JAKARTA - Pakar Komunikasi Politik yang juga inisiator Pemilu Serentak, Effendi Gazali mengungkapkan, dirinya pernah menolak jika Pemilu Serentak berlangsung dengan syarat Presidential Threshold 20%. "Sebetulnya Oktober itu, di seluruh media kita bisa dengar bahwa ketika keluar hasil Undang-Undang Pemilu oleh DPR dan Pemerintah, kita sudah bilang 'itu jangan dilakukan serentak seperti itu'" kata Effendi kepada Wartawan, Senin (13/05/2019).

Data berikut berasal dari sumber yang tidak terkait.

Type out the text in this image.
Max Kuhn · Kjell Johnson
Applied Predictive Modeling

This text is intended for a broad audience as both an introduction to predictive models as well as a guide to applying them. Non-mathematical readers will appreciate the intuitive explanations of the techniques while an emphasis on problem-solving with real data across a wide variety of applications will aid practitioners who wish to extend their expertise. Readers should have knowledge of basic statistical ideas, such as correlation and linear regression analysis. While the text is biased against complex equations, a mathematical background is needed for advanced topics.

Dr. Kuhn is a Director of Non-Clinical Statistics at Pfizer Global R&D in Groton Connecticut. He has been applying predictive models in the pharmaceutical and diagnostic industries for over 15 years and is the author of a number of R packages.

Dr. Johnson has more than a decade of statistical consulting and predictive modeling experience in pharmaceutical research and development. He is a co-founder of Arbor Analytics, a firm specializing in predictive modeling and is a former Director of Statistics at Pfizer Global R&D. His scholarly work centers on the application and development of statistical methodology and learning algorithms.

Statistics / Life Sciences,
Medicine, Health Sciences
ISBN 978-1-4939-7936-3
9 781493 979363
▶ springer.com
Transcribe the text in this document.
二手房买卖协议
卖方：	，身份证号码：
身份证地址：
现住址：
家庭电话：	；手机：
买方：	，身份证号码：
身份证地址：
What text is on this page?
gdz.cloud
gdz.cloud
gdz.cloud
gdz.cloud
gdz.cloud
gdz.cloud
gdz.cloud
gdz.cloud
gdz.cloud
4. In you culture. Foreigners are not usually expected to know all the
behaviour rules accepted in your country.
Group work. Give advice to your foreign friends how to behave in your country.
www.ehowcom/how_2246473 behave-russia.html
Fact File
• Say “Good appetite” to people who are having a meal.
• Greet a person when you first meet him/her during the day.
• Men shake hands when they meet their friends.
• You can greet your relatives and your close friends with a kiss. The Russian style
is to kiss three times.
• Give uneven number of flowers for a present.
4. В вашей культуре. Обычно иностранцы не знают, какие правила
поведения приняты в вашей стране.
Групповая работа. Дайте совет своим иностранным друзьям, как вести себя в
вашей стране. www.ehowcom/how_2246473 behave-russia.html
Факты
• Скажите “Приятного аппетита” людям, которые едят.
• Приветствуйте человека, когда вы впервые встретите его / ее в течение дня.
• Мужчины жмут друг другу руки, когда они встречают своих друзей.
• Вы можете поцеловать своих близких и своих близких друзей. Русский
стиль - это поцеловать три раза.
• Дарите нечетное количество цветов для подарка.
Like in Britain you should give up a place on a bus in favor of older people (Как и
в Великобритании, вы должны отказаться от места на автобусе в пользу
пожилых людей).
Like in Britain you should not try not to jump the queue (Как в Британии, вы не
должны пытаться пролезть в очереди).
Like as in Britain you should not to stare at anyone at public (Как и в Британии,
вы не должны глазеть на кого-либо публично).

Meski begitu, Ia tak menampik jika dirinya pernah turut mengajukan gugagatan ke Mahkamah Konstitusi soal Pemilu pada 2013, silam. Kata Effendi, "bahwa saya pernah mengajukan ke mahkamah konstitusi, iya itu fakta,".

Komentar Effendi ini sebagai klarifikasi dari desakan yang muncul agar dirinya turut bertanggungjawab pasca jatuhnya korban massal baik korban tewas maupun sakit, dalam penyelenggaraan Pemilu Serentak 2019.

"Bahkan Buya Syafi'i Ma'arif juga kan mengatakan 'ini juga harusnya yang pernah mengatakan (mendukung Pemilu Serentak, red), menyabut mencabut ucapannya," ujar Effendi mencoba mengulang pernyataan Syafi'i Ma'arif.

Effendi mengaku dirinya pun berempati atas jatuhnya ratusan korban dalam gelaran Pemilu Serentak 2019 dan harus ada penanganan serius soal itu. Dan yang tak kalah penting untuk diungkap, menurut Effendi adalah, pensyaratan threshold 20% untuk Pemilihan Presiden dalam UU Pemilu itu.

"Harusnya ini manggil kami (dan bertanya, red) 'Anda mengajukan Pemilu serentak, kok sekarang jadi malah minta itu ditarik lagi?'" ujar Effendi.

Ia menambahkan, "karena (pandangan kami, red) Pemilu serentak itu presidential threshold-nya harus 0%. Kenapa? Ini, kami itu memikirkannya sejak 6 tahun yang lalu, 2013,".

Dalam analisa komunikas politik, kata Effendi, ketika Pemilu serentak itu dilakukan dengan adanya presidential threshold 20%, kalau dibagi 100% / 20% akan bisa muncul 5 pasang (Capres-Cawapres). "Padahal kita sudah tahu, nanti itu akan dibuat hanya 2 (paslon) saja. Dan terbukti kan, di 2014 dan 2019 lagi, kalau ini (jadinya hanya, red) 2 pasang (Capres-Cawapres),".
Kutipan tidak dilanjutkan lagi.